Elex Price

No. 75
- Position: Defensive tackle

Personal information
- Born: August 11, 1950 (age 75) Yazoo City, Mississippi, U.S.
- Listed height: 6 ft 2 in (1.88 m)
- Listed weight: 208 lb (94 kg)

Career information
- High school: N.D. Taylor (Yazoo City, Mississippi)
- College: Alcorn State (1969–1972)
- NFL draft: 1973: undrafted

Career history
- New Orleans Saints (1973–1980);

Awards and highlights
- SWAC Defensive Player of the Year (1972); First-team Little All-American (1972); 2× First-team NAIA All-American (1971, 1972); First-team All-SWAC (1972); Second-team All-SWAC (1971);

Career NFL statistics
- Games played: 103
- Stats at Pro Football Reference

= Elex Price =

American football player (born 1950)

Elex Drummond Price (born August 11, 1950) is an American former defensive tackle. He played eight seasons in the National Football League for the New Orleans Saints from 1973 to 1980. He played college football at Alcorn State University, where he earned first-team Little All-American honors as a senior.

==Early life==
Price was born on August 11, 1950, in Yazoo City, Mississippi, as one of 12 children raised by a sharecropper. Although he lived in Yazoo County, he attended high school in the town of Louise in adjacent Humphreys County because he was on the bus route. Price was discovered by Pete Boston, then-head coach of N.D. Taylor High School in Yazoo City, who was refereeing one of his games in Louise. Boston, whose brother was Ralph Boston, convinced Price to come play for him at N.D. Taylor.

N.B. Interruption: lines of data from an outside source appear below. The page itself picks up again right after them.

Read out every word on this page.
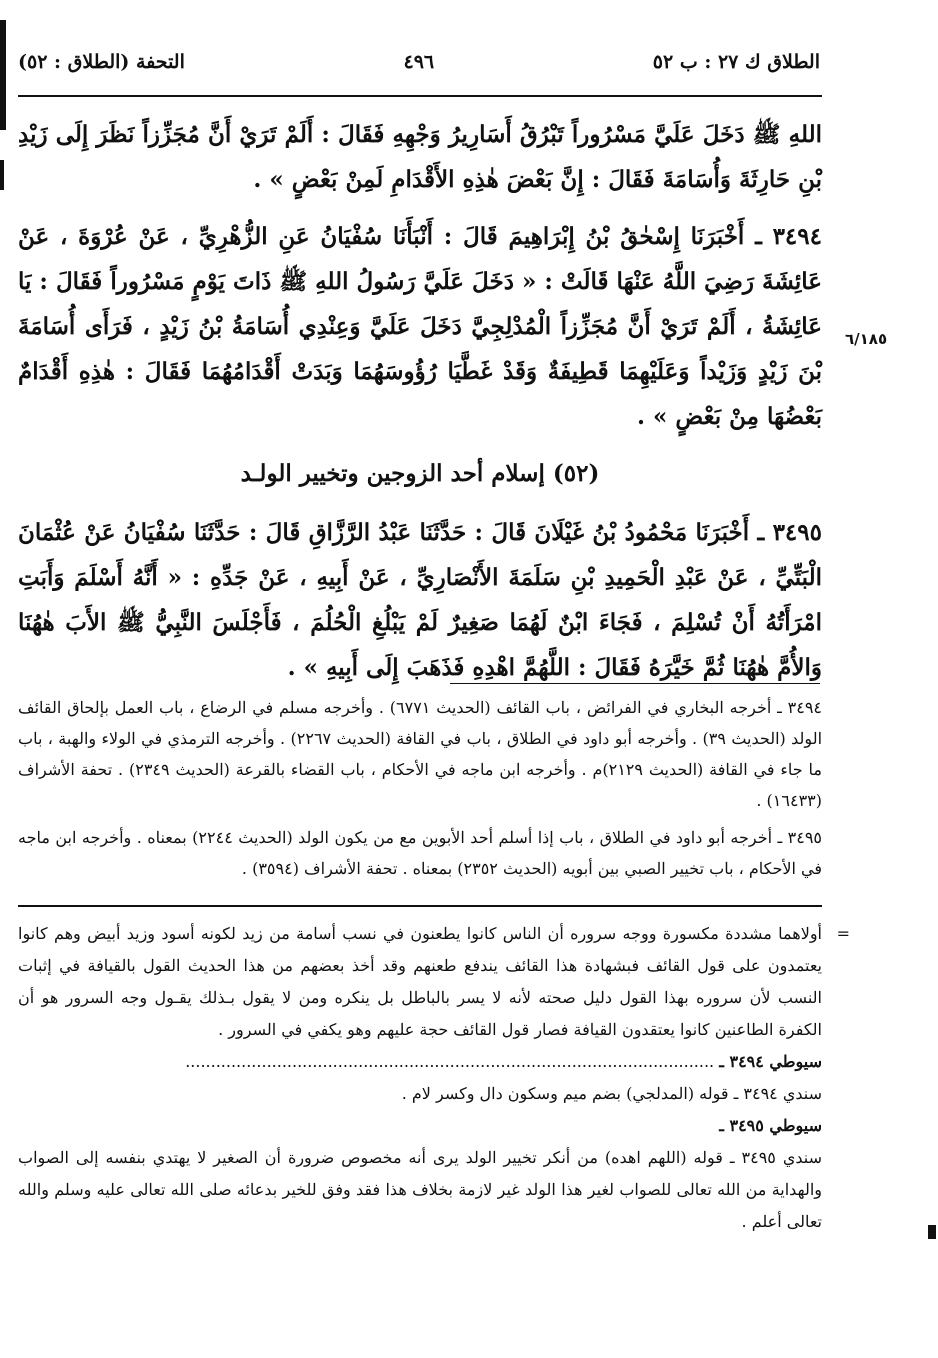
الطلاق ك ٢٧ : ب ٥٢
٤٩٦
التحفة (الطلاق : ٥٢)
٦/١٨٥

اللهِ ﷺ دَخَلَ عَلَيَّ مَسْرُوراً تَبْرُقُ أَسَارِيرُ وَجْهِهِ فَقَالَ : أَلَمْ تَرَيْ أَنَّ مُجَزِّزاً نَظَرَ إِلَى زَيْدِ بْنِ حَارِثَةَ وَأُسَامَةَ فَقَالَ : إِنَّ بَعْضَ هٰذِهِ الأَقْدَامِ لَمِنْ بَعْضٍ » .

٣٤٩٤ ـ أَخْبَرَنَا إِسْحٰقُ بْنُ إِبْرَاهِيمَ قَالَ : أَنْبَأَنَا سُفْيَانُ عَنِ الزُّهْرِيِّ ، عَنْ عُرْوَةَ ، عَنْ عَائِشَةَ رَضِيَ اللَّهُ عَنْهَا قَالَتْ : « دَخَلَ عَلَيَّ رَسُولُ اللهِ ﷺ ذَاتَ يَوْمٍ مَسْرُوراً فَقَالَ : يَا عَائِشَةُ ، أَلَمْ تَرَيْ أَنَّ مُجَزِّزاً الْمُدْلِجِيَّ دَخَلَ عَلَيَّ وَعِنْدِي أُسَامَةُ بْنُ زَيْدٍ ، فَرَأَى أُسَامَةَ بْنَ زَيْدٍ وَزَيْداً وَعَلَيْهِمَا قَطِيفَةٌ وَقَدْ غَطَّيَا رُؤُوسَهُمَا وَبَدَتْ أَقْدَامُهُمَا فَقَالَ : هٰذِهِ أَقْدَامٌ بَعْضُهَا مِنْ بَعْضٍ » .

(٥٢) إسلام أحد الزوجين وتخيير الولـد

٣٤٩٥ ـ أَخْبَرَنَا مَحْمُودُ بْنُ غَيْلَانَ قَالَ : حَدَّثَنَا عَبْدُ الرَّزَّاقِ قَالَ : حَدَّثَنَا سُفْيَانُ عَنْ عُثْمَانَ الْبَتِّيِّ ، عَنْ عَبْدِ الْحَمِيدِ بْنِ سَلَمَةَ الأَنْصَارِيِّ ، عَنْ أَبِيهِ ، عَنْ جَدِّهِ : « أَنَّهُ أَسْلَمَ وَأَبَتِ امْرَأَتُهُ أَنْ تُسْلِمَ ، فَجَاءَ ابْنٌ لَهُمَا صَغِيرٌ لَمْ يَبْلُغِ الْحُلُمَ ، فَأَجْلَسَ النَّبِيُّ ﷺ الأَبَ هٰهُنَا وَالأُمَّ هٰهُنَا ثُمَّ خَيَّرَهُ فَقَالَ : اللَّهُمَّ اهْدِهِ فَذَهَبَ إِلَى أَبِيهِ » .

٣٤٩٤ ـ أخرجه البخاري في الفرائض ، باب القائف (الحديث ٦٧٧١) . وأخرجه مسلم في الرضاع ، باب العمل بإلحاق القائف الولد (الحديث ٣٩) . وأخرجه أبو داود في الطلاق ، باب في القافة (الحديث ٢٢٦٧) . وأخرجه الترمذي في الولاء والهبة ، باب ما جاء في القافة (الحديث ٢١٢٩)م . وأخرجه ابن ماجه في الأحكام ، باب القضاء بالقرعة (الحديث ٢٣٤٩) . تحفة الأشراف (١٦٤٣٣) .

٣٤٩٥ ـ أخرجه أبو داود في الطلاق ، باب إذا أسلم أحد الأبوين مع من يكون الولد (الحديث ٢٢٤٤) بمعناه . وأخرجه ابن ماجه في الأحكام ، باب تخيير الصبي بين أبويه (الحديث ٢٣٥٢) بمعناه . تحفة الأشراف (٣٥٩٤) .

=

أولاهما مشددة مكسورة ووجه سروره أن الناس كانوا يطعنون في نسب أسامة من زيد لكونه أسود وزيد أبيض وهم كانوا يعتمدون على قول القائف فبشهادة هذا القائف يندفع طعنهم وقد أخذ بعضهم من هذا الحديث القول بالقيافة في إثبات النسب لأن سروره بهذا القول دليل صحته لأنه لا يسر بالباطل بل ينكره ومن لا يقول بـذلك يقـول وجه السرور هو أن الكفرة الطاعنين كانوا يعتقدون القيافة فصار قول القائف حجة عليهم وهو يكفي في السرور .

سيوطي ٣٤٩٤ ـ ........................................................................................................

سندي ٣٤٩٤ ـ قوله (المدلجي) بضم ميم وسكون دال وكسر لام .

سيوطي ٣٤٩٥ ـ

سندي ٣٤٩٥ ـ قوله (اللهم اهده) من أنكر تخيير الولد يرى أنه مخصوص ضرورة أن الصغير لا يهتدي بنفسه إلى الصواب والهداية من الله تعالى للصواب لغير هذا الولد غير لازمة بخلاف هذا فقد وفق للخير بدعائه صلى الله تعالى عليه وسلم والله تعالى أعلم .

Price played fullback, tight end, offensive tackle, and defensive tackle at N.D. Taylor under Boston, earning two letters. His coach later said that Price was "just a big ole country boy who caught on [to football] real quick." He graduated from N.D. Taylor in 1969. Price received offers to play college football from Alcorn State, Lincoln, Marshall, Mississippi Valley State, and Prairie View A&M.

==College career==
Price attended Alcorn State University, where he majored in physical education while earning four letters for the Braves football team. As a junior, Price was named a first-team NAIA All-American. As a senior, he was named the SWAC Defensive Player of the Year. He also earned first-team Little All-American and first-team NAIA All-American honors.

==Professional career==
After going unselected in the 1973 NFL draft, Price signed a free agent contract with the New Orleans Saints. His speed and quickness were praised by head coach J. D. Roberts in training camp and he made the final roster. Price was named to the starting lineup following an injury to the team's first pick in the draft, Derland Moore. In the season opener, a 62–7 loss to the Atlanta Falcons, he recorded eight solo tackles, four assists, and one sack. He also recovered a fumble, which led to the only Saints score of the game. "I was so embarrassed I cried. I really was hurt we lost by that great a margin," Price later reflected. He went on to start all 14 games as a rookie, recording 95 tackles, two deflections, and one fumble recovery while making the league-minimum of $14,000.

In 1975, Price played in all 14 games, though he started just two, as the Saints went 2–12. In 1976, Price started 13 games and recorded a team-high 8.5 sacks. In a 51–27 win over the Seattle Seahawks, he forced a fumble on Don Testerman on the first play of the game before intercepting a screen pass and returning it 23 yards for a touchdown in the third quarter. It was his first touchdown as a pro.

In 1978, Price led all National Football Conference (NFC) interior linemen with 104 total tackles (82 unassisted), as well as seven sacks and four forced fumbles as the team won a franchise-record seven games.

On August 3, 1979, Price signed a four-year contract extension with the Saints, just hours ahead of the team's first preseason game. However, he expressed that he "wasn't happy at all" with the outcome and that the Saints "just caught [him] in a vulnerable spot" during negotiations since he was entering his option year. On September 20, Price was placed on the injured reserve list due to a damaged shoulder, making room for the Saints to sign Rick Partridge. He was activated on November 24 ahead of their game against the Atlanta Falcons.

In 1980, Price played in 14 games, starting just one. He scored the only touchdown in their 40–7 defeat to the St. Louis Cardinals, blocking a punt and returning it 19 yards for the score. Price was released on June 9, 1981.

==Personal life==

I figured if I was going to be out on the town, I might as well spend money in my own place.
— — Price, explaining his decision to buy a disco club in Yazoo City.

Price was named after his great-grandfather. Early in his NFL career, he worked as a car salesman in his hometown of Yazoo City, Mississippi. He also owned a nightclub in Yazoo from 1976 to "about 1980." After his playing career, he started a contracting business in Jackson, "painting and putting up sheet rock."

Price married his wife Robbie and the couple had one son named Elex, Jr.